The new blue trains will run from Nyanga to Maitland and back, and commuters wishing to go to Cape Town will have to change trains at Maitland. The trains will stop at all stations on the way to Maitland except Netreg, where extensive damage to the station still has to be repaired.
A new blue train was tested on the route on Wednesday. GroundUp joined the train at Nyanga and watched as people living in houses greeted the train, taking pictures and running along beside the railway line.
Regional engineering manager Raymond Maseko told GroundUp that for now, the train would not run all the way to Cape Town as final repairs were necessary to the line between Woodstock and Cape Town to prepare for the extra load.
“Once that section is fixed we will then be able to run all the trains all the way to Cape Town,” he said.
“After Nyanga the next line we are opening is the Northern Line, from Eerste River to Strand, and from Eerste River to Muldersvlei,” Maseko said. A limited service has been running between Eerste River and Bellville since January.
Except for a brief period, the Central line has been suspended since 2018 and completely closed since October 2019. This was the busiest line in Cape Town, serving the poorest communities, and used to serve Khayelitsha and Mitchells Plain.
After the line was closed, families moved onto the tracks and informal settlements sprang up along the railway in Langa, Philippi and Khayelitsha. Then, during lockdowns in 2020 and 2021, infrastructure was stolen or badly vandalised. Nothing much was left of Netreg train station which was stripped of its roof, windows and doors.
Minister Fikile Mbalula promised that the Central line would be fully operational by the end of 2022, but commuters were sceptical after the widespread theft and destruction of infrastructure and previous missed deadlines. In July, a partial service restarted on the Pinelands to Bellville line via Langa, Bonteheuwel and Belhar.
Maseko said tests on the Central Line had taken months.
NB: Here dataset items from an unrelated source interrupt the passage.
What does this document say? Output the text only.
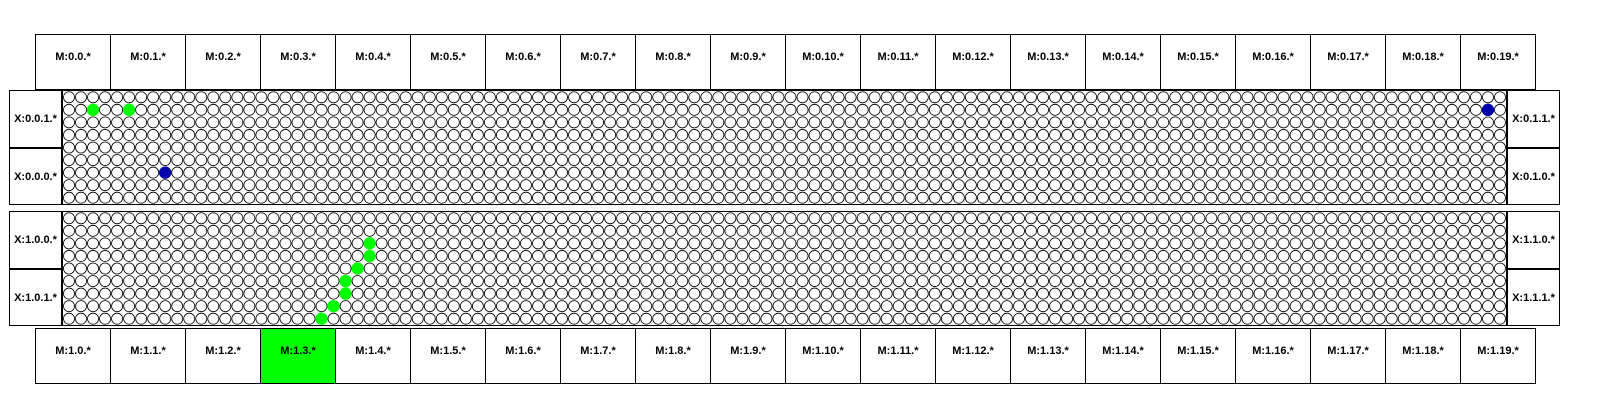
M:0.0.*	M:0.1.*	M:0.2.*	M:0.3.*	M:0.4.*	M:0.5.*	M:0.6.*	M:0.7.*	M:0.8.*	M:0.9.*	M:0.10.*	M:0.11.*	M:0.12.*	M:0.13.*	M:0.14.*	M:0.15.*	M:0.16.*	M:0.17.*	M:0.18.*	M:0.19.*
M:1.0.*	M:1.1.*	M:1.2.*	M:1.3.*	M:1.4.*	M:1.5.*	M:1.6.*	M:1.7.*	M:1.8.*	M:1.9.*	M:1.10.*	M:1.11.*	M:1.12.*	M:1.13.*	M:1.14.*	M:1.15.*	M:1.16.*	M:1.17.*	M:1.18.*	M:1.19.*
X:0.0.1.*
X:0.0.0.*
X:0.1.1.*
X:0.1.0.*
X:1.0.0.*
X:1.0.1.*
X:1.1.0.*
X:1.1.1.*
The line had been tested, using old yellow trains, before the new blue trains were allowed to run on the line. The final tests with the new blue trains were nearly complete.
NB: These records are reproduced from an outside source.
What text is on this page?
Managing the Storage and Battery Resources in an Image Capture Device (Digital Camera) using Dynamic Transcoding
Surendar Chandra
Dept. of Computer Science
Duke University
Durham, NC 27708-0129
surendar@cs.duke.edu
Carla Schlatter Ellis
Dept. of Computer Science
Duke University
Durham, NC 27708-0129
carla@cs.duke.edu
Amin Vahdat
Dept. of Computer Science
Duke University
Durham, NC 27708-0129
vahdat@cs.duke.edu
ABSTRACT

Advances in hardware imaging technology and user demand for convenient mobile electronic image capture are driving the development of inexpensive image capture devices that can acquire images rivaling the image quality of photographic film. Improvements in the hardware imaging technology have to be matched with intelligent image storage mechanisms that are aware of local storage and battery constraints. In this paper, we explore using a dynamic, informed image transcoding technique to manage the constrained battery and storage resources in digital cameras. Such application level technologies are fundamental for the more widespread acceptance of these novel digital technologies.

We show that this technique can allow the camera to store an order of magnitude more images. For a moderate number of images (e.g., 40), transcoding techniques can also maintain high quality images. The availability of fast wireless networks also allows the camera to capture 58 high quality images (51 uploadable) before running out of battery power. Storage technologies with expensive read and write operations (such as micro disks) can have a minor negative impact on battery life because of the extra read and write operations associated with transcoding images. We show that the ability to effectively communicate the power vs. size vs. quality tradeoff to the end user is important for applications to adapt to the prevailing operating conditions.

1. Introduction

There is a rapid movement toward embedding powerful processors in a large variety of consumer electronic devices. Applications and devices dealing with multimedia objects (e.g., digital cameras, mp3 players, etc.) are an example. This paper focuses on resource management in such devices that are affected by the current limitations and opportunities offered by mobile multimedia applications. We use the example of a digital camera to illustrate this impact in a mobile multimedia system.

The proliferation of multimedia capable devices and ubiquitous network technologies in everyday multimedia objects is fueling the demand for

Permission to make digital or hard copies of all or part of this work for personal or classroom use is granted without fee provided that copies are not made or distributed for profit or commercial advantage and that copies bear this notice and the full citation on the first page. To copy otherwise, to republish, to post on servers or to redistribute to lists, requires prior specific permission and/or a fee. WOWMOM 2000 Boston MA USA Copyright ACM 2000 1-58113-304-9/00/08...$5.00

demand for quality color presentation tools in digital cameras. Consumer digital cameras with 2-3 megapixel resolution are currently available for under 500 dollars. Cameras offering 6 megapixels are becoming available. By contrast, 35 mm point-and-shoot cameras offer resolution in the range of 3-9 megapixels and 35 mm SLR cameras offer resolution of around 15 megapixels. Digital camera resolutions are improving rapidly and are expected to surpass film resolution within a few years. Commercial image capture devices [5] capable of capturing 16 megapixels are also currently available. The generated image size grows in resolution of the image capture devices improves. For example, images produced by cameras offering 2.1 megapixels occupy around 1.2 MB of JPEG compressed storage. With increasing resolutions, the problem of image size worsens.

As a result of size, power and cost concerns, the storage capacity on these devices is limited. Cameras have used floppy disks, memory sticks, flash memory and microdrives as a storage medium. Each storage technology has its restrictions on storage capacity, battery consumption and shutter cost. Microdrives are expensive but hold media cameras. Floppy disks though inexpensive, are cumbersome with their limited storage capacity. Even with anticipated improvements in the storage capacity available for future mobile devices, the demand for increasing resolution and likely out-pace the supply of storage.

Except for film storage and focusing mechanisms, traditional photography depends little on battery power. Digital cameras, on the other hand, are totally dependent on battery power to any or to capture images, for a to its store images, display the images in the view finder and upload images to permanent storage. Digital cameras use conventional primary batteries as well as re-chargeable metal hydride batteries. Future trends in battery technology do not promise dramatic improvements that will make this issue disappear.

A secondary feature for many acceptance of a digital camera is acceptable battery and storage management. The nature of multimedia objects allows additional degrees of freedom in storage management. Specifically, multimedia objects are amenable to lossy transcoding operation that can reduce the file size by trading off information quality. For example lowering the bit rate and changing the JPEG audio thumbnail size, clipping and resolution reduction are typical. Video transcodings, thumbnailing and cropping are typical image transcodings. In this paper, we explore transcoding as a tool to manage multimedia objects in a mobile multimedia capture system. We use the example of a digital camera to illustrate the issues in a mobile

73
“The new blue trains have got what we call electronic measurements. They are able to tell us how the train and the infrastructure interact and this is why these technical people you see inside the train are watching closely as the train is moving. When we go back to the office, we will download the data and check how the train and the infrastructure interact. If we have to do last-minute adjustments, we will.”
“Today is the last day of the test. We have brought in the railway safety regulator to have a look at the rehabilitated network and rehabilitated stations. So we hope by Friday we get the go-ahead, so that on Monday trains can start operating.”
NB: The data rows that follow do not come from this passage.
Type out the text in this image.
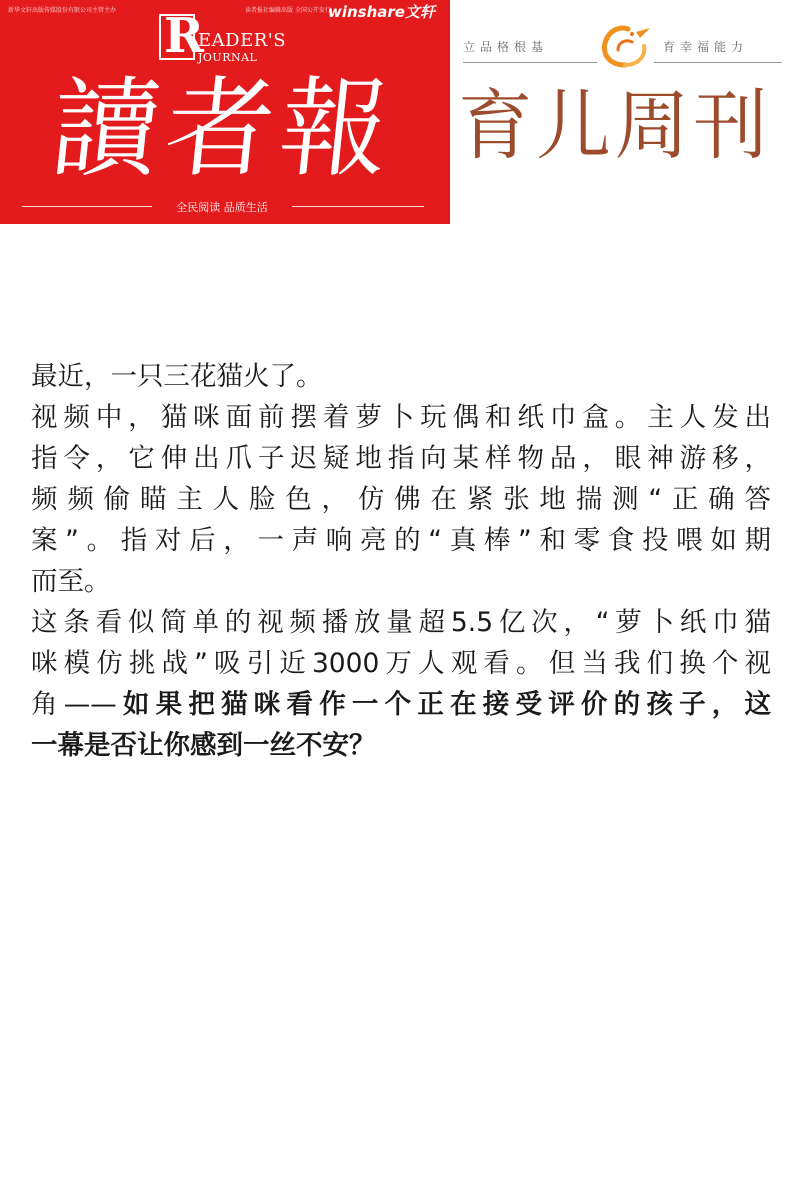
新华文轩出版传媒股份有限公司主管主办 R
EADER'S
JOURNAL
读者报社编辑出版 全国公开发行
winshare文轩
讀者報
全民阅读 品质生活
立品格根基	育幸福能力
育儿周刊

最近，一只三花猫火了。

视频中，猫咪面前摆着萝卜玩偶和纸巾盒。主人发出
指令，它伸出爪子迟疑地指向某样物品，眼神游移，
频频偷瞄主人脸色，仿佛在紧张地揣测“正确答
案”。指对后，一声响亮的“真棒”和零食投喂如期
而至。

这条看似简单的视频播放量超5.5亿次，“萝卜纸巾猫
咪模仿挑战”吸引近3000万人观看。但当我们换个视
角——如果把猫咪看作一个正在接受评价的孩子，这
一幕是否让你感到一丝不安？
Commenting on the stations, Maseko said, “All these platforms at Nyanga station were severely vandalised. There was absolutely nothing. You see the amount of work we have put in. We are re-doing everything from scratch because during Covid-19 everything was destroyed.”
He said trains would not stop at Netreg because of serious damage to the station. “At Netreg there is structural damage. In other stations, we had only damage such as lighting, water in toilets and copper pipes which we have been replacing. Netreg is a different story. We are fixing everything from scratch.”
Asked about the resettlement of the people living on PRASA land in Langa, Philippi and Khayelitsha, he said PRASA’s mandate was to run trains, and the Department of Human Settlements, the City of Cape Town and the Housing Development Agency were trying to secure land to relocate people occupying the track.
People living on the railway reserve in Langa were meant to have been relocated last year in November, but PRASA and the City have blamed each other for delays.